Dans ce contexte, la rencontre avec Ibrahim Traoré n’est pas une simple formalité institutionnelle, mais une tentative de refondation des alliances régionales.
Pour les observateurs avertis, l’esprit de cette visite s’inscrit aussi dans une stratégie de rééquilibrage géopolitique. En tournant le regard vers des partenaires africains en rupture avec l’ordre néolibéral dominant, Sonko cherche à redéfinir la place du Sénégal dans le concert des nations ouest-africaines.
Loin d’être marginal, ce choix pourrait s’avérer précurseur si d’autres pays de la CEDEAO venaient à adopter une ligne plus autonome vis-à-vis des puissances traditionnelles.
Souveraineté et sécurité : un nouvel axe Dakar-Ouagadougou
La dimension sécuritaire a été le pilier central des échanges entre les deux délégations. Dans un contexte où la menace djihadiste ne cesse de s’étendre dans le Sahel, le Premier ministre Ousmane Sonko et son homologue burkinabé Jean Emmanuel Ouédraogo ont réaffirmé la priorité absolue accordée à la lutte contre le terrorisme. Bien que le Sénégal ne soit pas directement ciblé par les groupes armés, sa position géographique, sa frontière avec le Mali et son rôle historique dans les dispositifs régionaux en font un acteur clé dans la stratégie de sécurisation du flanc ouest de la zone sahélienne.
La coopération annoncée entre Dakar et Ouagadougou comprend notamment un renforcement du partage de renseignements, la mise en place de dispositifs de coordination militaire et un soutien logistique adapté aux réalités du terrain. Si les contours exacts de ces engagements restent pour l’instant discrets, la détermination affichée des deux parties laisse entrevoir la naissance d’un nouveau modèle de coopération Sud-Sud sécuritaire, moins dépendant des aides extérieures et plus ancré dans les priorités locales.
La spécificité de cette initiative tient à la confiance accordée au Sénégal par les pays membres de l’AES, malgré son appartenance à la CEDEAO. Ce positionnement singulier témoigne de la capacité de Dakar à jouer un rôle de passerelle diplomatique entre deux visions opposées de l’intégration régionale. Dans un climat de tensions entre l’AES et la CEDEAO, Sonko fait le pari d’un dialogue sans posture moralisatrice, misant sur la convergence des intérêts sécuritaires pour rétablir des ponts.
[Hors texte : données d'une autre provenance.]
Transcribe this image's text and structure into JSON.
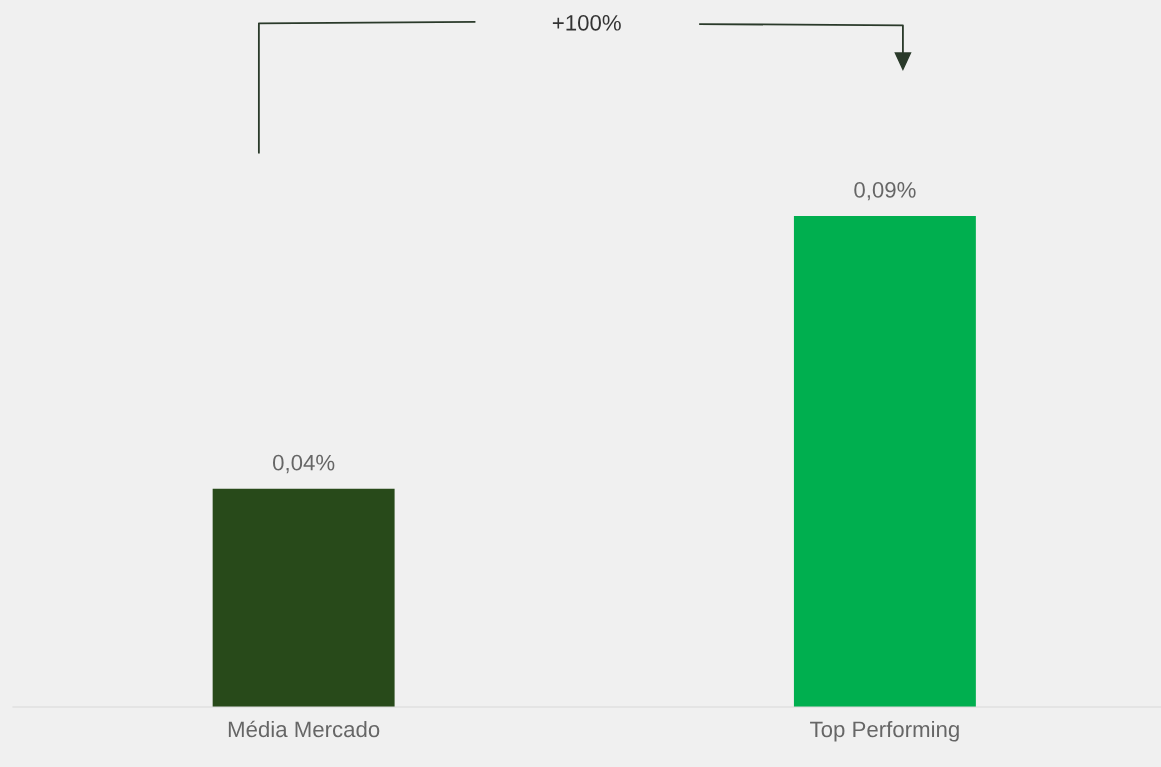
{
  "chart_data": {
    "type": "bar",
    "categories": [
      "Média Mercado",
      "Top Performing"
    ],
    "values": [
      0.04,
      0.09
    ],
    "colors": [
      "#284a1a",
      "#00af4f"
    ],
    "value_labels": [
      "0,04%",
      "0,09%"
    ],
    "annotations": [
      "+100%"
    ],
    "grid": false,
    "legend": false
  }
}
Au-delà de la sécurité, la visite a permis de poser les jalons d’une coopération multisectorielle : renforcement de la coopération culturelle avec une participation aux grands rendez-vous panafricains comme le Fespaco, le Dak’Art ou le Fesnac ; développement des échanges commerciaux via la création de partenariats public-privé structurants ; projet de création d’une chambre de commerce du Burkina Faso au Sénégal, outil de renforcement des liens économiques ; organisation prochaine de la 6e session de la grande commission mixte Sénégal-Burkina ; invitation officielle du Premier ministre burkinabé pour une visite au Sénégal dans les prochains mois.
La convergence entre les deux pays prend ainsi un tour opérationnel, avec des engagements concrets et un calendrier prévisionnel. Cette approche pragmatique est à même de déboucher sur des partenariats stratégiques durables, si elle se traduit par des réalisations tangibles sur le terrain.
L’enjeu, pour Ousmane Sonko, est double : asseoir la crédibilité internationale du Sénégal sur un nouvel échiquier ouest-africain en recomposition et incarner une diplomatie de rupture capable de conjuguer souveraineté, solidarité régionale et réalisme opérationnel.